Thurman didn’t know, coming from a Baptist seminary, that there was actually even a field of mysticism to study. So he enjoyed that. Also, he was introduced to a kind of affirmative mysticism, which is based on the Quaker idea that we all carry God within us. And when you go down into God, you come up in community or unity or oneness. So he’s very moved by this and later began to write about it, and was highly criticized for that because people didn’t really understand mysticism.
He decided to start talking about mysticism and social change because his basic idea was that God had created one creation, and that we’re all connected. He sort of felt like that when you have these creative encounters, which is what he renamed mysticism or mystical experience, or religious experiences, or these moments with God, that it should shake something loose inside of you that’s keeping you separate from other people.
As a result, you sort of come out of that experience wanting to continue to help to restore God’s beloved creation. He spent much of his lifetime sort of making those connections.

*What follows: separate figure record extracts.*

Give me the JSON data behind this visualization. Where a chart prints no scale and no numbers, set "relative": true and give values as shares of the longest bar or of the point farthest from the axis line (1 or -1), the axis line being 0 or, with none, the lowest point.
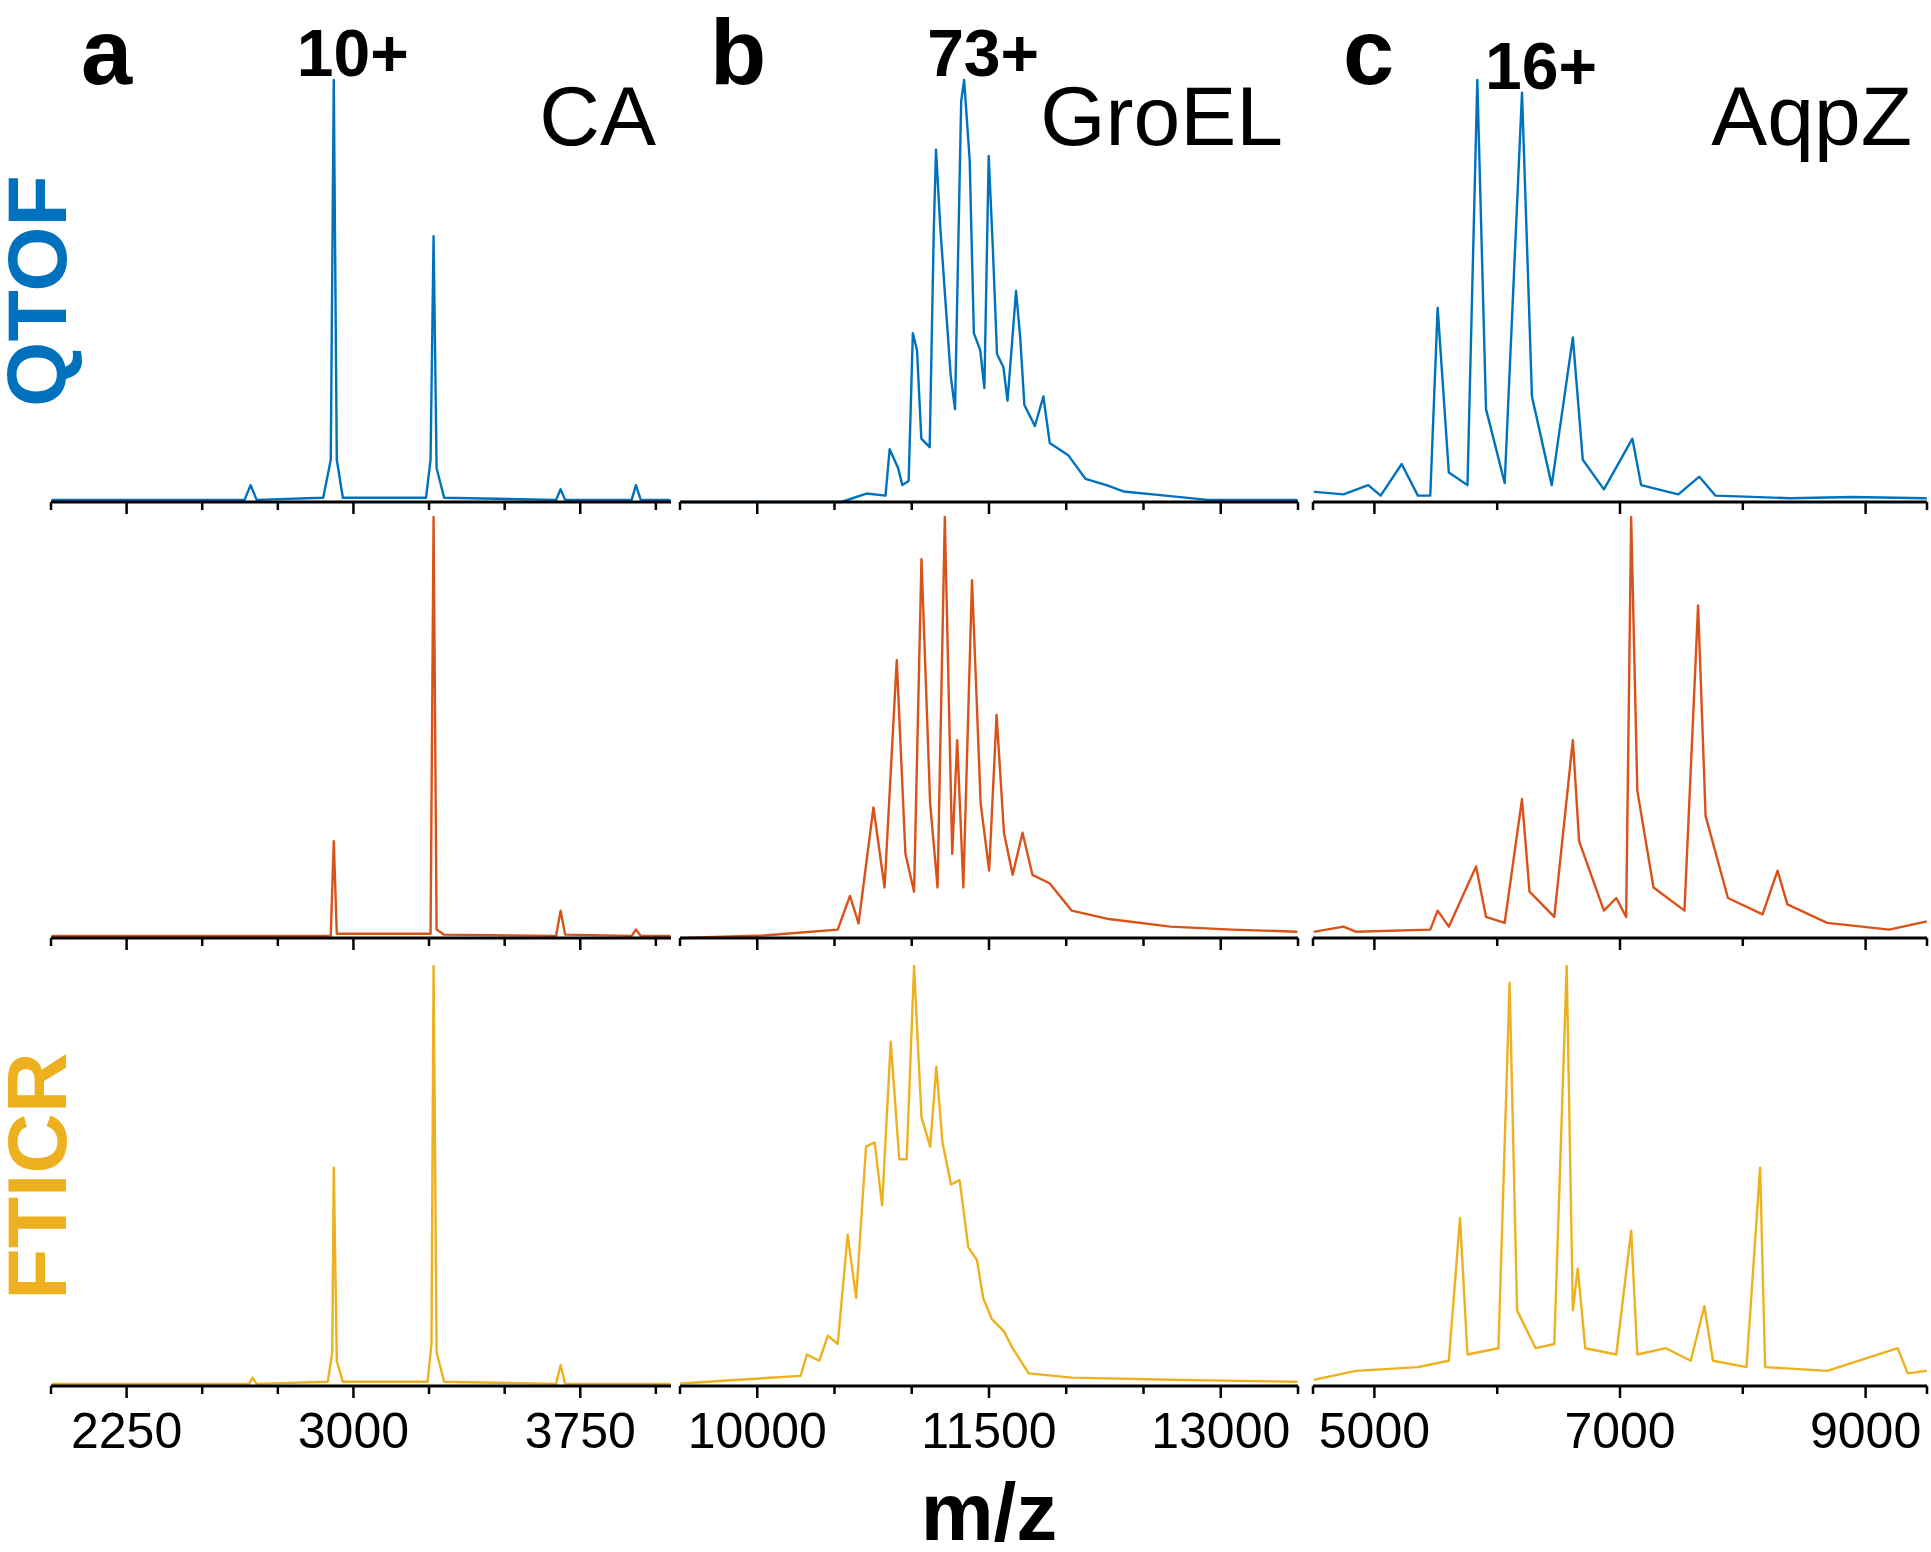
{
  "chart_data": [
    {
      "type": "line",
      "title": "a",
      "ylabel": "QTOF",
      "annotations": [
        {
          "text": "10+",
          "x": 2935,
          "y": 1
        },
        "CA"
      ],
      "relative": true,
      "xlim": [
        2000,
        4050
      ],
      "xticks": [
        {
          "value": 2000,
          "label": null
        },
        2250,
        {
          "value": 2500,
          "label": null
        },
        {
          "value": 2750,
          "label": null
        },
        3000,
        {
          "value": 3250,
          "label": null
        },
        {
          "value": 3500,
          "label": null
        },
        3750,
        {
          "value": 4000,
          "label": null
        }
      ],
      "tick_labels": false,
      "series": [
        {
          "color": "#0072bd",
          "x": [
            2005,
            2640,
            2660,
            2680,
            2900,
            2925,
            2935,
            2945,
            2965,
            3240,
            3255,
            3265,
            3275,
            3300,
            3670,
            3685,
            3700,
            3920,
            3934,
            3950,
            4045
          ],
          "values": [
            0.005,
            0.005,
            0.04,
            0.005,
            0.01,
            0.1,
            1,
            0.1,
            0.01,
            0.01,
            0.1,
            0.63,
            0.08,
            0.01,
            0.005,
            0.03,
            0.005,
            0.005,
            0.04,
            0.005,
            0.005
          ]
        }
      ]
    },
    {
      "type": "line",
      "title": "b",
      "annotations": [
        {
          "text": "73+",
          "x": 11339,
          "y": 1
        },
        "GroEL"
      ],
      "relative": true,
      "xlim": [
        9500,
        13500
      ],
      "xticks": [
        {
          "value": 9500,
          "label": null
        },
        10000,
        {
          "value": 10500,
          "label": null
        },
        {
          "value": 11000,
          "label": null
        },
        11500,
        {
          "value": 12000,
          "label": null
        },
        {
          "value": 12500,
          "label": null
        },
        13000,
        {
          "value": 13500,
          "label": null
        }
      ],
      "tick_labels": false,
      "series": [
        {
          "color": "#0072bd",
          "x": [
            9508,
            10544,
            10707,
            10830,
            10857,
            10912,
            10939,
            10980,
            11007,
            11034,
            11062,
            11116,
            11143,
            11157,
            11184,
            11225,
            11252,
            11280,
            11320,
            11339,
            11375,
            11402,
            11443,
            11470,
            11498,
            11525,
            11552,
            11593,
            11620,
            11675,
            11702,
            11729,
            11797,
            11852,
            11893,
            12015,
            12124,
            12260,
            12370,
            12642,
            12915,
            13490
          ],
          "values": [
            0,
            0,
            0.02,
            0.015,
            0.125,
            0.08,
            0.04,
            0.05,
            0.4,
            0.36,
            0.15,
            0.13,
            0.65,
            0.835,
            0.655,
            0.44,
            0.3,
            0.22,
            0.95,
            1,
            0.81,
            0.4,
            0.36,
            0.27,
            0.82,
            0.6,
            0.35,
            0.32,
            0.24,
            0.5,
            0.39,
            0.23,
            0.18,
            0.25,
            0.14,
            0.11,
            0.055,
            0.04,
            0.025,
            0.015,
            0.005,
            0.005
          ]
        }
      ]
    },
    {
      "type": "line",
      "title": "c",
      "annotations": [
        {
          "text": "16+",
          "x": 6202,
          "y": 0.97
        },
        "AqpZ"
      ],
      "relative": true,
      "xlim": [
        4500,
        9500
      ],
      "xticks": [
        {
          "value": 4500,
          "label": null
        },
        5000,
        {
          "value": 6000,
          "label": null
        },
        7000,
        {
          "value": 8000,
          "label": null
        },
        9000,
        {
          "value": 9500,
          "label": null
        }
      ],
      "tick_labels": false,
      "series": [
        {
          "color": "#0072bd",
          "x": [
            4515,
            4748,
            4950,
            5051,
            5222,
            5354,
            5455,
            5515,
            5606,
            5758,
            5838,
            5909,
            6061,
            6202,
            6283,
            6444,
            6616,
            6697,
            6869,
            7101,
            7172,
            7475,
            7646,
            7778,
            8384,
            8889,
            9490
          ],
          "values": [
            0.024,
            0.018,
            0.04,
            0.015,
            0.09,
            0.015,
            0.015,
            0.46,
            0.07,
            0.04,
            1,
            0.22,
            0.045,
            0.97,
            0.25,
            0.04,
            0.39,
            0.1,
            0.03,
            0.15,
            0.04,
            0.018,
            0.06,
            0.015,
            0.009,
            0.012,
            0.009
          ]
        }
      ]
    },
    {
      "type": "line",
      "relative": true,
      "xlim": [
        2000,
        4050
      ],
      "xticks": [
        {
          "value": 2000,
          "label": null
        },
        2250,
        {
          "value": 2500,
          "label": null
        },
        {
          "value": 2750,
          "label": null
        },
        3000,
        {
          "value": 3250,
          "label": null
        },
        {
          "value": 3500,
          "label": null
        },
        3750,
        {
          "value": 4000,
          "label": null
        }
      ],
      "tick_labels": false,
      "series": [
        {
          "color": "#d95319",
          "x": [
            2005,
            2660,
            2925,
            2935,
            2945,
            3255,
            3265,
            3275,
            3300,
            3670,
            3685,
            3700,
            3920,
            3934,
            3950,
            4045
          ],
          "values": [
            0.005,
            0.005,
            0.005,
            0.23,
            0.01,
            0.01,
            1,
            0.02,
            0.008,
            0.005,
            0.065,
            0.008,
            0.005,
            0.02,
            0.005,
            0.005
          ]
        }
      ]
    },
    {
      "type": "line",
      "relative": true,
      "xlim": [
        9500,
        13500
      ],
      "xticks": [
        {
          "value": 9500,
          "label": null
        },
        10000,
        {
          "value": 10500,
          "label": null
        },
        {
          "value": 11000,
          "label": null
        },
        11500,
        {
          "value": 12000,
          "label": null
        },
        {
          "value": 12500,
          "label": null
        },
        13000,
        {
          "value": 13500,
          "label": null
        }
      ],
      "tick_labels": false,
      "series": [
        {
          "color": "#d95319",
          "x": [
            9508,
            10042,
            10521,
            10600,
            10656,
            10752,
            10824,
            10903,
            10959,
            11015,
            11063,
            11119,
            11167,
            11214,
            11262,
            11294,
            11334,
            11390,
            11446,
            11501,
            11549,
            11597,
            11653,
            11717,
            11781,
            11892,
            12036,
            12275,
            12674,
            13073,
            13490
          ],
          "values": [
            0,
            0.006,
            0.02,
            0.1,
            0.035,
            0.31,
            0.12,
            0.66,
            0.2,
            0.11,
            0.9,
            0.32,
            0.12,
            1,
            0.2,
            0.47,
            0.12,
            0.85,
            0.32,
            0.16,
            0.53,
            0.25,
            0.15,
            0.25,
            0.15,
            0.13,
            0.065,
            0.045,
            0.027,
            0.02,
            0.015
          ]
        }
      ]
    },
    {
      "type": "line",
      "relative": true,
      "xlim": [
        4500,
        9500
      ],
      "xticks": [
        {
          "value": 4500,
          "label": null
        },
        5000,
        {
          "value": 6000,
          "label": null
        },
        7000,
        {
          "value": 8000,
          "label": null
        },
        9000,
        {
          "value": 9500,
          "label": null
        }
      ],
      "tick_labels": false,
      "series": [
        {
          "color": "#d95319",
          "x": [
            4515,
            4748,
            4848,
            5455,
            5515,
            5606,
            5828,
            5909,
            6061,
            6202,
            6263,
            6465,
            6616,
            6667,
            6869,
            6970,
            7050,
            7091,
            7141,
            7273,
            7525,
            7636,
            7697,
            7879,
            8161,
            8283,
            8363,
            8687,
            9192,
            9490
          ],
          "values": [
            0.015,
            0.027,
            0.015,
            0.02,
            0.065,
            0.027,
            0.17,
            0.05,
            0.036,
            0.33,
            0.11,
            0.05,
            0.47,
            0.23,
            0.065,
            0.095,
            0.05,
            1,
            0.35,
            0.12,
            0.065,
            0.79,
            0.29,
            0.095,
            0.056,
            0.16,
            0.08,
            0.036,
            0.02,
            0.039
          ]
        }
      ]
    },
    {
      "type": "line",
      "ylabel": "FTICR",
      "relative": true,
      "xlim": [
        2000,
        4050
      ],
      "xticks": [
        {
          "value": 2000,
          "label": null
        },
        2250,
        {
          "value": 2500,
          "label": null
        },
        {
          "value": 2750,
          "label": null
        },
        3000,
        {
          "value": 3250,
          "label": null
        },
        {
          "value": 3500,
          "label": null
        },
        3750,
        {
          "value": 4000,
          "label": null
        }
      ],
      "tick_labels": "x",
      "series": [
        {
          "color": "#edb120",
          "x": [
            2005,
            2655,
            2666,
            2680,
            2915,
            2930,
            2935,
            2945,
            2965,
            3245,
            3258,
            3265,
            3275,
            3300,
            3670,
            3685,
            3700,
            4045
          ],
          "values": [
            0.005,
            0.005,
            0.02,
            0.005,
            0.01,
            0.08,
            0.52,
            0.06,
            0.01,
            0.01,
            0.1,
            1,
            0.08,
            0.01,
            0.005,
            0.05,
            0.005,
            0.005
          ]
        }
      ]
    },
    {
      "type": "line",
      "xlabel": "m/z",
      "relative": true,
      "xlim": [
        9500,
        13500
      ],
      "xticks": [
        {
          "value": 9500,
          "label": null
        },
        10000,
        {
          "value": 10500,
          "label": null
        },
        {
          "value": 11000,
          "label": null
        },
        11500,
        {
          "value": 12000,
          "label": null
        },
        {
          "value": 12500,
          "label": null
        },
        13000,
        {
          "value": 13500,
          "label": null
        }
      ],
      "tick_labels": "x",
      "series": [
        {
          "color": "#edb120",
          "x": [
            9508,
            9883,
            10281,
            10321,
            10401,
            10457,
            10521,
            10585,
            10640,
            10704,
            10760,
            10808,
            10864,
            10919,
            10967,
            11015,
            11063,
            11119,
            11159,
            11199,
            11254,
            11310,
            11366,
            11422,
            11462,
            11517,
            11597,
            11653,
            11757,
            12036,
            12674,
            13490
          ],
          "values": [
            0.006,
            0.015,
            0.024,
            0.075,
            0.06,
            0.12,
            0.1,
            0.36,
            0.21,
            0.57,
            0.58,
            0.43,
            0.82,
            0.54,
            0.54,
            1,
            0.64,
            0.57,
            0.76,
            0.58,
            0.48,
            0.49,
            0.33,
            0.3,
            0.21,
            0.16,
            0.13,
            0.09,
            0.03,
            0.02,
            0.015,
            0.01
          ]
        }
      ]
    },
    {
      "type": "line",
      "relative": true,
      "xlim": [
        4500,
        9500
      ],
      "xticks": [
        {
          "value": 4500,
          "label": null
        },
        5000,
        {
          "value": 6000,
          "label": null
        },
        7000,
        {
          "value": 8000,
          "label": null
        },
        9000,
        {
          "value": 9500,
          "label": null
        }
      ],
      "tick_labels": "x",
      "series": [
        {
          "color": "#edb120",
          "x": [
            4515,
            4848,
            5354,
            5606,
            5697,
            5758,
            6010,
            6101,
            6162,
            6313,
            6465,
            6566,
            6616,
            6656,
            6717,
            6970,
            7091,
            7141,
            7374,
            7576,
            7687,
            7757,
            8030,
            8141,
            8182,
            8687,
            9262,
            9343,
            9490
          ],
          "values": [
            0.015,
            0.036,
            0.045,
            0.06,
            0.4,
            0.075,
            0.09,
            0.96,
            0.18,
            0.09,
            0.1,
            1,
            0.18,
            0.28,
            0.09,
            0.075,
            0.37,
            0.075,
            0.09,
            0.06,
            0.19,
            0.06,
            0.045,
            0.52,
            0.045,
            0.036,
            0.09,
            0.03,
            0.036
          ]
        }
      ]
    }
  ]
}
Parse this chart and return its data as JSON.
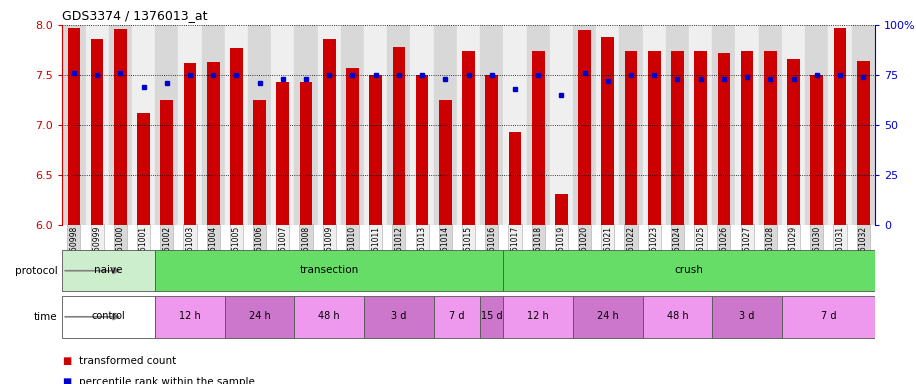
{
  "title": "GDS3374 / 1376013_at",
  "samples": [
    "GSM250998",
    "GSM250999",
    "GSM251000",
    "GSM251001",
    "GSM251002",
    "GSM251003",
    "GSM251004",
    "GSM251005",
    "GSM251006",
    "GSM251007",
    "GSM251008",
    "GSM251009",
    "GSM251010",
    "GSM251011",
    "GSM251012",
    "GSM251013",
    "GSM251014",
    "GSM251015",
    "GSM251016",
    "GSM251017",
    "GSM251018",
    "GSM251019",
    "GSM251020",
    "GSM251021",
    "GSM251022",
    "GSM251023",
    "GSM251024",
    "GSM251025",
    "GSM251026",
    "GSM251027",
    "GSM251028",
    "GSM251029",
    "GSM251030",
    "GSM251031",
    "GSM251032"
  ],
  "bar_values": [
    7.97,
    7.86,
    7.96,
    7.12,
    7.25,
    7.62,
    7.63,
    7.77,
    7.25,
    7.43,
    7.43,
    7.86,
    7.57,
    7.5,
    7.78,
    7.5,
    7.25,
    7.74,
    7.5,
    6.93,
    7.74,
    6.31,
    7.95,
    7.88,
    7.74,
    7.74,
    7.74,
    7.74,
    7.72,
    7.74,
    7.74,
    7.66,
    7.5,
    7.97,
    7.64
  ],
  "percentile_values": [
    76,
    75,
    76,
    69,
    71,
    75,
    75,
    75,
    71,
    73,
    73,
    75,
    75,
    75,
    75,
    75,
    73,
    75,
    75,
    68,
    75,
    65,
    76,
    72,
    75,
    75,
    73,
    73,
    73,
    74,
    73,
    73,
    75,
    75,
    74
  ],
  "ylim_left": [
    6.0,
    8.0
  ],
  "ylim_right": [
    0,
    100
  ],
  "bar_color": "#cc0000",
  "dot_color": "#0000cc",
  "yticks_left": [
    6.0,
    6.5,
    7.0,
    7.5,
    8.0
  ],
  "yticks_right": [
    0,
    25,
    50,
    75,
    100
  ],
  "col_colors_even": "#d8d8d8",
  "col_colors_odd": "#efefef",
  "protocol_groups": [
    {
      "label": "naive",
      "start": 0,
      "end": 4,
      "color": "#cceecc"
    },
    {
      "label": "transection",
      "start": 4,
      "end": 19,
      "color": "#66dd66"
    },
    {
      "label": "crush",
      "start": 19,
      "end": 35,
      "color": "#66dd66"
    }
  ],
  "time_groups": [
    {
      "label": "control",
      "start": 0,
      "end": 4,
      "color": "#ffffff"
    },
    {
      "label": "12 h",
      "start": 4,
      "end": 7,
      "color": "#ee99ee"
    },
    {
      "label": "24 h",
      "start": 7,
      "end": 10,
      "color": "#cc77cc"
    },
    {
      "label": "48 h",
      "start": 10,
      "end": 13,
      "color": "#ee99ee"
    },
    {
      "label": "3 d",
      "start": 13,
      "end": 16,
      "color": "#cc77cc"
    },
    {
      "label": "7 d",
      "start": 16,
      "end": 18,
      "color": "#ee99ee"
    },
    {
      "label": "15 d",
      "start": 18,
      "end": 19,
      "color": "#cc77cc"
    },
    {
      "label": "12 h",
      "start": 19,
      "end": 22,
      "color": "#ee99ee"
    },
    {
      "label": "24 h",
      "start": 22,
      "end": 25,
      "color": "#cc77cc"
    },
    {
      "label": "48 h",
      "start": 25,
      "end": 28,
      "color": "#ee99ee"
    },
    {
      "label": "3 d",
      "start": 28,
      "end": 31,
      "color": "#cc77cc"
    },
    {
      "label": "7 d",
      "start": 31,
      "end": 35,
      "color": "#ee99ee"
    }
  ],
  "legend_items": [
    {
      "label": "transformed count",
      "color": "#cc0000"
    },
    {
      "label": "percentile rank within the sample",
      "color": "#0000cc"
    }
  ]
}
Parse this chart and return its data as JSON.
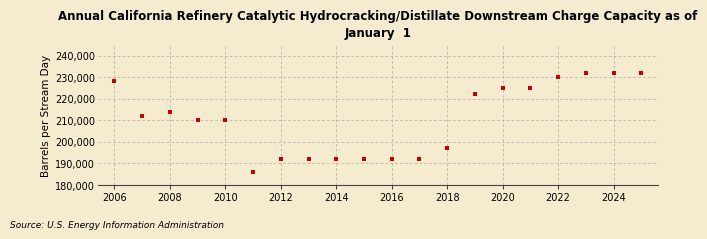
{
  "title": "Annual California Refinery Catalytic Hydrocracking/Distillate Downstream Charge Capacity as of\nJanuary  1",
  "ylabel": "Barrels per Stream Day",
  "source": "Source: U.S. Energy Information Administration",
  "background_color": "#f5ecd0",
  "plot_bg_color": "#f5ecd0",
  "marker_color": "#cc0000",
  "years": [
    2006,
    2007,
    2008,
    2009,
    2010,
    2011,
    2012,
    2013,
    2014,
    2015,
    2016,
    2017,
    2018,
    2019,
    2020,
    2021,
    2022,
    2023,
    2024,
    2025
  ],
  "values": [
    228000,
    212000,
    214000,
    210000,
    210000,
    186000,
    192000,
    192000,
    192000,
    192000,
    192000,
    192000,
    197000,
    222000,
    225000,
    225000,
    230000,
    232000,
    232000,
    232000
  ],
  "xlim": [
    2005.4,
    2025.6
  ],
  "ylim": [
    180000,
    245000
  ],
  "yticks": [
    180000,
    190000,
    200000,
    210000,
    220000,
    230000,
    240000
  ],
  "xticks": [
    2006,
    2008,
    2010,
    2012,
    2014,
    2016,
    2018,
    2020,
    2022,
    2024
  ]
}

He wrote a very famous book, Jesus and the Disinherited, because he basically had his own interpretation of the Gospels. The book really inspired a number of theologians and activists, including Bayard Rustin, James Lawson, Pauli Murray, and Martin Luther King Jr. It was sort of like a blueprint for the civil rights movement.
He just had an extraordinary life. He started the first intentional interracial church in San Francisco. He spent six months in India in the 30s and met Gandhi at that time. He became the first Black faculty member and dean of the Marsh Chapel at Boston University, where he also once again crossed over with King.